To doctors and dietitians, these findings suggest that the real villain when it comes to weight gain isn’t fat, but rather added sugar and refined carbohydrates that get quickly broken down into sugar.
Low-fat diets don’t make people thin
A large analysis published in August in the journal The Lancet compared more than 135,000 people on low-fat and low-carb diets across 18 countries. The researchers found that low-fat diets were more likely to be linked with death from all causes, and found a higher likelihood of heart attacks and heart disease as well. People on low-carb diets, on the other hand, had significantly lower risk of both of these outcomes.
“Global dietary guidelines should be reconsidered in light of these findings,” the researchers wrote in the paper.
Several other recent studies of people on low-fat eating plans have shown similar results. An eight-year trial involving almost 50,000 women put roughly half of them on a low-fat diet, and found that those women didn’t see any decrease in their risk of breast cancer, colorectal cancer, or heart disease. Plus, they didn’t lose much weight, if any.
“Bottom line? The evidence in favour of a low-fat diet is very thin, whereas the evidence for the benefits of certain fats is mounting,” Carroll writes.
The body needs fat to function
The body requires fat to run properly.
Fat is essential for blood clotting and muscle movement. It’s a required ingredient for building cell membranes (the shells that house each of your cells) as well as the protective shields around your nerves. Finally, fat helps us absorb vitamins and minerals from the foods we eat.
When we’re not eating fat, we tend to eat more refined carbs and sugar, both of which have been strongly linked to weight gain and obesity.
A review of 50 studies on diet and weight gain published in the journal Food and Nutrition Research found that on average, the more refined grains someone ate (like white bread and white rice), the more weight they tended to gain over the study period.
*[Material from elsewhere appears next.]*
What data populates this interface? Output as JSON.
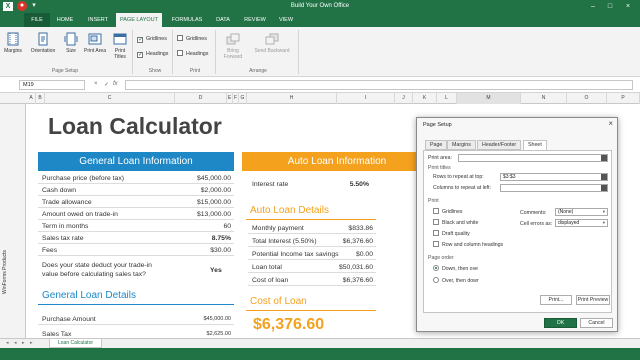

By contrast, the more whole grain foods someone ate (like whole-wheat bread and brown rice), the less weight they tended to gain.
Part of the problem is that refined carbs and sugar can encourage overeating.
“It’s definitely easiest to overdo it with drinks, refined carbs, foods that have added sugar or are highly processed — those are things that we just tend to keep going,” Cara Anselmo, a nutritionist and outpatient dietitian at New York’s Memorial Sloan-Kettering Cancer Center, told Business Insider.
Eat more fish, avocados, and nuts
Still, some fats may be healthier than others.
For a recent study published in the Journal of the American Medical Association, researchers tested what happened when people swapped a small portion of the calories they got from saturated fat (which is most often found in meat and dairy products) with calories from unsaturated fat.
Doing so appeared to be linked with numerous benefits, including a reduction in the risk of death and conditions like heart disease and several neurodegenerative diseases.
“Not all fats are created equal,” Harvard nutrition professor Frank B. Hu, a lead author on the study, told The New York Times. “We should eat more good ones from fish and avocados, instead of animal fats,” he said.
According to a health blog maintained by the Harvard Medical School, healthy fats include those from nuts, fish, and olive oil — called mono- and polyunsaturated fats. The unhealthy ones are trans fats found in processed foods, and saturated fats “fall somewhere in between.”
Overall, the take-home message is simple: eating fat won’t make you fat, but overdoing it on sugar will.